Weyerhaeuser harvests timber on the Louisiana land in question and is backed in the case by business groups including the U.S. Chamber of Commerce. Weyerhaeuser challenged a lower court ruling upholding a 2012 U.S. Fish and Wildlife Service decision to include private land where the frog does not currently live as critical habitat, potentially putting restrictions on future development opportunities.
The case pitted property rights against federal conservation measures. The frog, found only in four locations in southern Mississippi, also previously inhabited Louisiana and Alabama.
While the liberal justices appeared sympathetic to the government's defense of the critical habitat designation, the conservatives seemed to lean toward the property owners.
"We know that habitat isn't just where a species lives. ... It's also where a species could live," liberal Justice Elena Kagan said.
Conservative Justice Samuel Alito said that although some people may not "shed tears for a big corporation" like Weyerhaeuser being forced to spend money to benefit frogs, the law would apply equally to a family farm.

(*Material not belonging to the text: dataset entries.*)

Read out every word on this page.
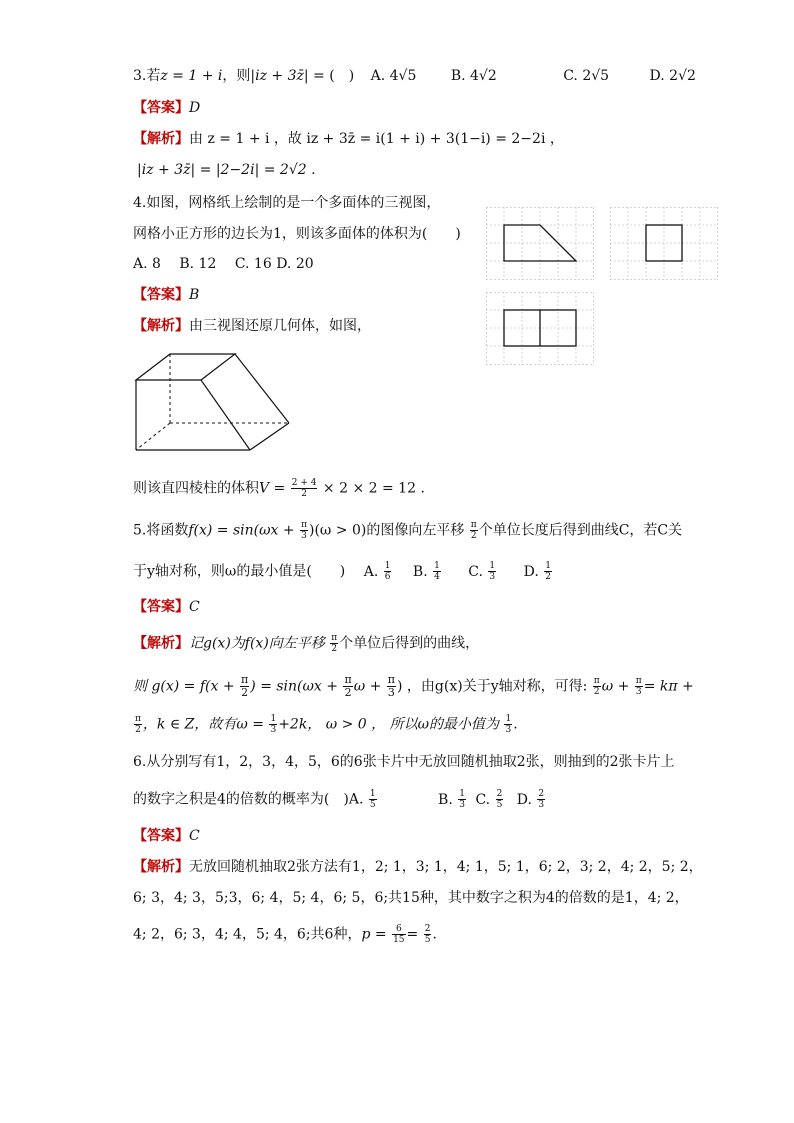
3.若z = 1 + i，则|iz + 3z̄| = (　) A. 4√5 B. 4√2	C. 2√5	D. 2√2
【答案】D
【解析】由 z = 1 + i ，故 iz + 3z̄ = i(1 + i) + 3(1−i) = 2−2i ，
|iz + 3z̄| = |2−2i| = 2√2 .
4.如图，网格纸上绘制的是一个多面体的三视图，
网格小正方形的边长为1，则该多面体的体积为(　　)
A. 8　 B. 12　 C. 16 D. 20
【答案】B
【解析】由三视图还原几何体，如图，
则该直四棱柱的体积$V = \frac{2 + 4}{2} \times 2 \times 2 = 12$ .
5.将函数$f(x) = \sin(\omega x + \frac{\pi}{3} )(\omega > 0)$的图像向左平移 $\frac{\pi}{2}$ 个单位长度后得到曲线C，若C关
于y轴对称，则ω的最小值是(　　) A. $\frac{1}{6} B$. $\frac{1}{4} C$. $\frac{1}{3} D$. $\frac{1}{2}$
【答案】C
【解析】记g(x)为f(x)向左平移 $\frac{\pi}{2}$ 个单位后得到的曲线，
则 $g(x) = f(x + \frac{\pi}{2}$ ) = $\sin(\omega x + \frac{\pi}{2}$ $\omega + \frac{\pi}{3}$ ) ，由g(x)关于y轴对称，可得: $\frac{\pi}{2}$ $\omega + \frac{\pi}{3} = k\pi$ +
$\frac{\pi}{2}$ ，k ∈ Z，故有$\omega = \frac{1}{3} +2k$， ω > 0 ， 所以ω的最小值为 $\frac{1}{3}$ .
6.从分别写有1，2，3，4，5，6的6张卡片中无放回随机抽取2张，则抽到的2张卡片上
的数字之积是4的倍数的概率为(　)A. $\frac{1}{5}$	B. $\frac{1}{3} C$. $\frac{2}{5} D$. $\frac{2}{3}$
【答案】C
【解析】无放回随机抽取2张方法有1，2; 1，3; 1，4; 1，5; 1，6; 2，3; 2，4; 2，5; 2，
6; 3，4; 3，5;3，6; 4，5; 4，6; 5，6;共15种，其中数字之积为4的倍数的是1，4; 2，
4; 2，6; 3，4; 4，5; 4，6;共6种，$p = \frac{6}{15} = \frac{2}{5}$ .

A 4-4 ruling, as is possible in this case, leaves lower court decisions in place and sets no nationwide legal precedent.
If Kavanaugh is confirmed, the court could decide to rehear the case with a full complement of justices.
The second case involved the scope of a federal law that outlaws discrimination on the basis of age.
Firefighters John Guido and Dennis Rankin, who were 46 and 54 years old respectively at the time, were fired in 2009 from their jobs at the Mount Lemmon Fire District, near Tucson, Arizona. They were the district's oldest full-time employees.
Guido and Rankin sued, saying the fire district had violated the Age Discrimination in Employment Act. The dispute centers on whether that law applies to state and local government entities regardless of size, or whether those with fewer than 20 employers like this one are exempt, as private employers are.
Most of the justices on Monday seemed inclined to uphold a lower court ruling in favor of the firefighters.
Chief Justice John Roberts began the day's proceedings by congratulating Justice Ruth Bader Ginsburg, at age 85 the oldest of the justices, for her "distinguished service" during a quarter century on the court.
Before hearing their first arguments, the justices issued a list of cases they were accepting and rejecting. Among them, they rejected Bill Cosby's bid to avoid a defamation lawsuit brought by a well-known former model, Janice Dickinson, who said the comedian sought to destroy her reputation after she publicly accused him of rape.
Trump nominated conservative federal appeals court judge Kavanaugh in July. The FBI investigation, ordered by Trump on Friday under pressure from moderates in his own party, is due to last no more than a week.
Trump on Monday said he wanted the FBI investigation to be comprehensive, but quick, and not a "witch hunt."